Foreign Minister Wilfred Elrington of Belize and Foreign Minister Denis Moncada Colindres of Nicaragua, both spoke up for Taiwan on Tuesday, the last day of the annual debate that began on Sept. 22.
Belize stands by the conviction that all countries are sovereign equals, Elrington said, stressing that all peoples without exception must benefit from the promise of the U.N. Charter and the rights included in it, including the right to self-determination.
"This right to self-determination is also applicable to the people of the Republic of China (Taiwan) and their continued exclusion from the U.N. and its institutions is contrary to the goals of the organization," Elrington said.
"Belize calls for the full participation of Taiwan in the U.N. system," he said, emphasizing that Taiwan possesses the capacity to do so as exemplified by its successful and effective approach to COVID-19 and its outreach to allied and other countries.

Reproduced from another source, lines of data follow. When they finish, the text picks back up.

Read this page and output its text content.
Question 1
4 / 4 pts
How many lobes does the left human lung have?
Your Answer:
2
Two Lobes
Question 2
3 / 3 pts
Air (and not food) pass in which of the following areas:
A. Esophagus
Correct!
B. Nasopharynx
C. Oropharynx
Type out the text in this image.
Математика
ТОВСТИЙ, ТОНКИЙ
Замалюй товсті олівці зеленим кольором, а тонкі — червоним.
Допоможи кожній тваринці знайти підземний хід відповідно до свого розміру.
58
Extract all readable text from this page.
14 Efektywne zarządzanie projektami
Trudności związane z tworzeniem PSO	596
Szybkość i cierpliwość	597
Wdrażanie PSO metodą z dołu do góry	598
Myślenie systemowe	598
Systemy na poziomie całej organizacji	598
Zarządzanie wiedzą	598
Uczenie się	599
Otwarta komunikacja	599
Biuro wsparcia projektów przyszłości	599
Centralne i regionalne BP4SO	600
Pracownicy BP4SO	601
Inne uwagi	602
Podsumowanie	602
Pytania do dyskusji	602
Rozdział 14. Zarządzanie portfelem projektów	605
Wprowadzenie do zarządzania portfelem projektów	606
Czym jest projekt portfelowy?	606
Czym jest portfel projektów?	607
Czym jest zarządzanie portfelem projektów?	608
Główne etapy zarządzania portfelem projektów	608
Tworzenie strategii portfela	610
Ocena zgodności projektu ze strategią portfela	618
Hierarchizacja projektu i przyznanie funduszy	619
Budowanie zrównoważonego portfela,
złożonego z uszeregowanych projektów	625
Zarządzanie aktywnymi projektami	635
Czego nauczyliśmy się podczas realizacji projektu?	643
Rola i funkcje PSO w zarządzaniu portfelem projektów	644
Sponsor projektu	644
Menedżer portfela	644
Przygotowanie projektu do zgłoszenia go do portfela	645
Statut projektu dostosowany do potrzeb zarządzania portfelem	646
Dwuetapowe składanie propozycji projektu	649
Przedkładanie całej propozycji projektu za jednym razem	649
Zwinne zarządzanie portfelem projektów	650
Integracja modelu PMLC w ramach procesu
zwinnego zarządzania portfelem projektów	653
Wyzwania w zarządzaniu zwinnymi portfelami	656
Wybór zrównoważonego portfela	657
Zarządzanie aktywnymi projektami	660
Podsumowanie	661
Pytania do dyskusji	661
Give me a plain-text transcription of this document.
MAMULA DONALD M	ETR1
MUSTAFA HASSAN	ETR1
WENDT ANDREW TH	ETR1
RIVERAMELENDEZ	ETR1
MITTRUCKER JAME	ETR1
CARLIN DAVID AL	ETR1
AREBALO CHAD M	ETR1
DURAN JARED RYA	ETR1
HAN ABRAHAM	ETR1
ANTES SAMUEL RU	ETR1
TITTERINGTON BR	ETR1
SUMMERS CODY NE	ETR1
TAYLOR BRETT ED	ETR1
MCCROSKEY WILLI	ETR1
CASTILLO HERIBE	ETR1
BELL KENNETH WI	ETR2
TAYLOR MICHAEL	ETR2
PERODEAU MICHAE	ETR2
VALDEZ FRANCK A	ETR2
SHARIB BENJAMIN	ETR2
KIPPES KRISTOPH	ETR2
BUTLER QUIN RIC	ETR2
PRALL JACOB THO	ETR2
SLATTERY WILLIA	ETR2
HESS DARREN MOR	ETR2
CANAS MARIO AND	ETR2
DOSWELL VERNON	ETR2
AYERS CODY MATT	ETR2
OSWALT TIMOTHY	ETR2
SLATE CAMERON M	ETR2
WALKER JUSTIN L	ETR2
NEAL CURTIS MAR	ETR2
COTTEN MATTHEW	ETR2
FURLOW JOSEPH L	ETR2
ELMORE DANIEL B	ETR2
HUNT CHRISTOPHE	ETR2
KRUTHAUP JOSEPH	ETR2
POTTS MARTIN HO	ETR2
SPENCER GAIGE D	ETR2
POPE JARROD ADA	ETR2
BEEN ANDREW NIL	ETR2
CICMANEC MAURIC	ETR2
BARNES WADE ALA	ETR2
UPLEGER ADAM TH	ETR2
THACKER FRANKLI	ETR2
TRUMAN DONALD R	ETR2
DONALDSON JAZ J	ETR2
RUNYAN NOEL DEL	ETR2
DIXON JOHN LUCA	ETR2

Taiwan left the U.N. in 1971 when China took its place, and has since been excluded from its special agencies, such as the World Health Organization (WHO) and International Civil Aviation Organization (ICAO).
Speaking in Spanish, Colindres said Taiwan must be allowed to participate in the U.N. system and meetings for humanitarian reasons and in view of the principle of universality.
This marked the first time since 2017 that Nicaragua's representative spoke up for Taiwan in the U.N.'s general debate.
Including the two speeches on the final day of the general debate, 12 of Taiwan's 15 diplomatic allies spoke up on Taiwan's behalf, one more than last year.
The three allies that did not mention Taiwan during this year's debate were Guatemala, Honduras and the Vatican.
All of Taiwan's allies, however, except for the Vatican, which is a non-secular state, have written letters to U.N. Secretary-General Antonio Guterres this year in support of Taiwan, said Ministry of Foreign Affairs spokesperson Joanne Ou.
According to Ou, 10 countries -- Belize, Eswatini, Haiti, Marshall Islands, Nauru, Palau, St. Kitts and Nevis, St. Lucia, St. Vincent and the Grenadines and Tuvalu -- signed a joint letter to Guterres.
But the letter has yet to be delivered due to the stringent COVID-19 prevention measures within the U.N., she said.
Four other countries -- Guatemala, Honduras, Nicaragua and Paraguay -- have written to Guterres individually, Ou said.
Ou thanked the 14 countries for showing concrete support for Taiwan in its bid to participate in the U.N.